I believe the idea that the floors pancaked to begin with has no real evidence. Nevertheless, for the sake of argument, let's assume for a second that they did indeed do so; I have seen no evidence that 'the force of each floor falling on to the other was still enough to nudge the perimeter columns outward' And as to the 'nudge' part; 500 feet does not seem like a nudge. What's more, the debris was being ejected just as strongly right from the beginning, when the length of the fall was still relatively small.

The argument has also been made that demolition experts will tell you that their materials do local damage to each beam it is placed on, slicing it like butter. Far from being capable of throwing tons of steel great distances. However, normal demolition experts don't have access to nanothermite, which is capable of packing quite an impressive punch, especially when it comes to iron based metals.

In post 32, KennyJC argues that "[the] fact that some debris did fall off to the side is due to the fact that tower was not falling at free fall speed."

But the wasn't just 'falling off', it was exploding outwards.

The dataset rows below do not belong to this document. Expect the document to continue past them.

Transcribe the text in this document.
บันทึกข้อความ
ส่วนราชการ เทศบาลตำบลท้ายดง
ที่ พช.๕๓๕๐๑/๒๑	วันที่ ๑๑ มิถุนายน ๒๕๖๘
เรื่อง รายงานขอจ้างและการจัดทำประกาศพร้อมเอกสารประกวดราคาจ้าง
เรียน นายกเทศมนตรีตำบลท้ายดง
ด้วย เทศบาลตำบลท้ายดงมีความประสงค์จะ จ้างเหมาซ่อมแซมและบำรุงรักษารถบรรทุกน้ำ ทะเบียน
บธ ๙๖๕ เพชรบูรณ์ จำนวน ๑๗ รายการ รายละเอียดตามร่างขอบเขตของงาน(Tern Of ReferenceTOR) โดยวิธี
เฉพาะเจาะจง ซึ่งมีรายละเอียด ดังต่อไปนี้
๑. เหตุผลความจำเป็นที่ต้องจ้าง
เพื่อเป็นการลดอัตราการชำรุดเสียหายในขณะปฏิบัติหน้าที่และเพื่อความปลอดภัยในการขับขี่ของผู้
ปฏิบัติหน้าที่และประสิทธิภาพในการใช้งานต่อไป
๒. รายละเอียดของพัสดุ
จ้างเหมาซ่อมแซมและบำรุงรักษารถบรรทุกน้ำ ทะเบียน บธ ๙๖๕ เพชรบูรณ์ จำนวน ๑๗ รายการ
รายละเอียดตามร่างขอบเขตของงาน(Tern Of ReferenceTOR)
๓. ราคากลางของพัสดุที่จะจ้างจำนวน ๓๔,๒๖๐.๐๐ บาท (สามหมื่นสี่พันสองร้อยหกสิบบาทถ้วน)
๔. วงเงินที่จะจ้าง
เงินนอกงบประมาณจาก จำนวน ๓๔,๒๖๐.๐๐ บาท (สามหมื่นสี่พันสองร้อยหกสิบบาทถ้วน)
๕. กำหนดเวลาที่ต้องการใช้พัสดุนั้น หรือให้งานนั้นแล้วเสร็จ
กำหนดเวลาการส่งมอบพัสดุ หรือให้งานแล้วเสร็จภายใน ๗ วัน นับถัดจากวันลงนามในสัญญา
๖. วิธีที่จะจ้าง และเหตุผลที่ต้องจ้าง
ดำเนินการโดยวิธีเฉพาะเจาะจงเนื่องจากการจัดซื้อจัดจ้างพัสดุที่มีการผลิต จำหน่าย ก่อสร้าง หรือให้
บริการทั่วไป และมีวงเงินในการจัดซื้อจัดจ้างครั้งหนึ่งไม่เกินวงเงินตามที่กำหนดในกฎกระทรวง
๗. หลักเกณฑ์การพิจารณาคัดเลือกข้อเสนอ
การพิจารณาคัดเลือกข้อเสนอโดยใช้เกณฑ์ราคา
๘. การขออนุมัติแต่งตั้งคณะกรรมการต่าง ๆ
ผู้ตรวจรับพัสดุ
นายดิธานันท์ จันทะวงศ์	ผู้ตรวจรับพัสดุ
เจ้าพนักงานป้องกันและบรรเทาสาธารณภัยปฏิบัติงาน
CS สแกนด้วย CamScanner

KennyJC further argues that "if the tower was collapsing at free fall speed, all the debris would have gone straight down. But from watching the collapse, you see loose columns at the top being held up by the slow collapse, and following the path of least resistance fell off to the side and it’s momentum continued in an outward direction. As it fell near 1,000, the drift carried it to other buildings."

If by 'drift' he meant pyroclastic flow, I agree :-).

He also argues that my last statement, "normal demolition experts don't have access to nanothermite, which is capable of packing quite an impressive punch, especially when it comes to iron based metals", made him laugh. He asks me "how... do you know what nanothermite can do compared to conventional explosions?"

The answer is research.

He also asks "even if this mystical substance does do as you say, where are the ear piercing explosions?"

Thermate is far from mythical. I think I remember hearing somewhere that nanothermite may not make so much noise, but I haven't been able to find that information again, if I did in the past. Another possibility is that more explosives were used and thus, instead of a few sharp blasts, you had many smaller ones, which could be confused as the simple rumble of a building collapsing.